Одним из любимых призывов партийного руководства к художникам, повторявшимся с частотой магического заклинания, были слова о необходимости изучать жизнь. Ленфильмовские старожилы вспоминают приказ, изданный одним из студийных начальников: «Командировать сценариста такого-то в колхоз такой-то для изучения жизни сроком на одни день». Честно говоря, больше было и не надо: руководители искусства вовсе не хотели, чтобы художники всерьез знали жизнь, говорили о ней правду, что и подтверждено судьбами множества фильмов — замученных поправками, положенных на полку, зарубленных на корню, в замысле.

Для съемок Шекспира Козинцеву не нужны были творческие командировки для «изучения жизни» ни в Англию, ни в Данию, ни, появись вдруг такая чудесная возможность, в средневековые времена. То, о чем он говорил в своих шекспировских фильмах, было его собственной жизнью, было жизнью его страны.

Постоянно повторяющаяся формула «Россия — вторая родина Шекспира», подтверждаемая многочисленными примерами выдающихся постановок, актерских и режиссерских свершений, по сути своей не столь уж достойна быть предметом гордости. Она лишь свидетельство того, что России Шекспир был нужнее, чем какой-либо другой стране. Что с его помощью она обретала возможность высказать то, что другим образом высказать не могла.

Художники не могли говорить о преступлениях Сталина, Берии и им подобных, но они посредством Шекспира могли говорить о механике преступной власти. Они не могли говорить о моральной деградации советского общества, но картина человеческого оскотинивания, распада связей, нравственного падения окружения Клавдия или Лира являлась на экране в виде столь впечатляющем, наделенном к тому же таким количеством узнаваемых подробностей, что зритель не мог не понять: речь идет не только о давно прошедших временах. Художники не могли говорить открыто о своей судьбе и судьбе своего искусства, но те же мысли можно было выразить в сценах с комедиантами из «Гамлета», в образе шута из Лира.
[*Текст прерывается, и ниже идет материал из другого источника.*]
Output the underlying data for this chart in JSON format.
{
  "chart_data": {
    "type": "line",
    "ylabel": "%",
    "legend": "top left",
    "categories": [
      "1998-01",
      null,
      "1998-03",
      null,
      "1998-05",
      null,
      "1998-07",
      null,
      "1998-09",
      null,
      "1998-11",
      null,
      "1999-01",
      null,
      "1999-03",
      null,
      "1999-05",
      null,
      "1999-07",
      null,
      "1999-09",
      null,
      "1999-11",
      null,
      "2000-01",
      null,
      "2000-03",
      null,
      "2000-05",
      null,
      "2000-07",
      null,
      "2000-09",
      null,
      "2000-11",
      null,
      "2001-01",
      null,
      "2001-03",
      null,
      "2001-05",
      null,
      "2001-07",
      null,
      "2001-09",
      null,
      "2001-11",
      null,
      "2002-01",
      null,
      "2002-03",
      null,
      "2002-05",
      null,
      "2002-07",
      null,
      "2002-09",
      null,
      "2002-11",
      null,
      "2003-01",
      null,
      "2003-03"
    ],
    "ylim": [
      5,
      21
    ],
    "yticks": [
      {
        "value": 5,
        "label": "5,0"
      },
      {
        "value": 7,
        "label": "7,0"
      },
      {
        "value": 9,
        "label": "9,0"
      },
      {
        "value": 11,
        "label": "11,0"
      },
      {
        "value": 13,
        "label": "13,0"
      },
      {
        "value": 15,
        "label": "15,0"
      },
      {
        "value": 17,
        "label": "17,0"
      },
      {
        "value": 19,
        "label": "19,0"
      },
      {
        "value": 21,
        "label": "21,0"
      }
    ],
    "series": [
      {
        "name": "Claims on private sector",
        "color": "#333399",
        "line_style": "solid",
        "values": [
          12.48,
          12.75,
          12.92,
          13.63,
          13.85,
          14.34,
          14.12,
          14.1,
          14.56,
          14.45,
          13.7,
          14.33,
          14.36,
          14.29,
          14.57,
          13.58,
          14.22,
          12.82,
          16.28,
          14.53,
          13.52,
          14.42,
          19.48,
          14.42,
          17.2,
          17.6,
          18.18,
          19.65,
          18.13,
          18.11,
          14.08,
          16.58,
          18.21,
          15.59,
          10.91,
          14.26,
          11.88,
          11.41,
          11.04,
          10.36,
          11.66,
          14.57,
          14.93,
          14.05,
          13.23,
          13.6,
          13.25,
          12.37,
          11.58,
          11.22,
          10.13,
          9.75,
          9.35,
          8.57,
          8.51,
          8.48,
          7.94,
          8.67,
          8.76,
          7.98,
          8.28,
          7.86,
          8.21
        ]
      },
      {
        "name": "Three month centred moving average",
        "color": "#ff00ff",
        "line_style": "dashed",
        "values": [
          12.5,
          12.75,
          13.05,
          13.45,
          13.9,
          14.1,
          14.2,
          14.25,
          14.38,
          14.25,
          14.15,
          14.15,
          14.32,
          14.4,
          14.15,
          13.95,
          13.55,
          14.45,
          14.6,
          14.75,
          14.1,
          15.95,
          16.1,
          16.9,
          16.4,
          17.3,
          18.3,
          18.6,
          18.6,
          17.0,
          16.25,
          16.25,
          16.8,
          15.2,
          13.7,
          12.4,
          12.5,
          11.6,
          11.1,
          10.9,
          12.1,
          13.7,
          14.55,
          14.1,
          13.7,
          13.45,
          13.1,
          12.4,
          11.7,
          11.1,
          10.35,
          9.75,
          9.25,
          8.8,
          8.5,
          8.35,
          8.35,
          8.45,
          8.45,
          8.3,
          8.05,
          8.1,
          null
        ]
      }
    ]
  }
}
Ну вот хотя бы пример из козинцевского «Лира»: обед у Гонерильи. Господский оркестрик, пристроившийся на антресолях, лакейские дудки, услаждающие желудки господ, — разве это не то самое софроновско-лактитоновско-чиаурелиевское искусство, которое Козинцев так ненавидел? Нет этого оркестрика у Шекспира — у Козинцева он есть. Он ему нужен, чтобы столкнуть ложь и правду, от имени которой говорит своей незатейливой песней шут, смеющийся над глупостью своего господина. Козинцев продолжает шекспировскую тему, развивает ее на материале, увы, слишком хорошо ему знакомом. Оттого сама эта тема обретает силу и глубину, достойную Шекспира, дает его драматургии дыхание современности, сегодняшний смысл.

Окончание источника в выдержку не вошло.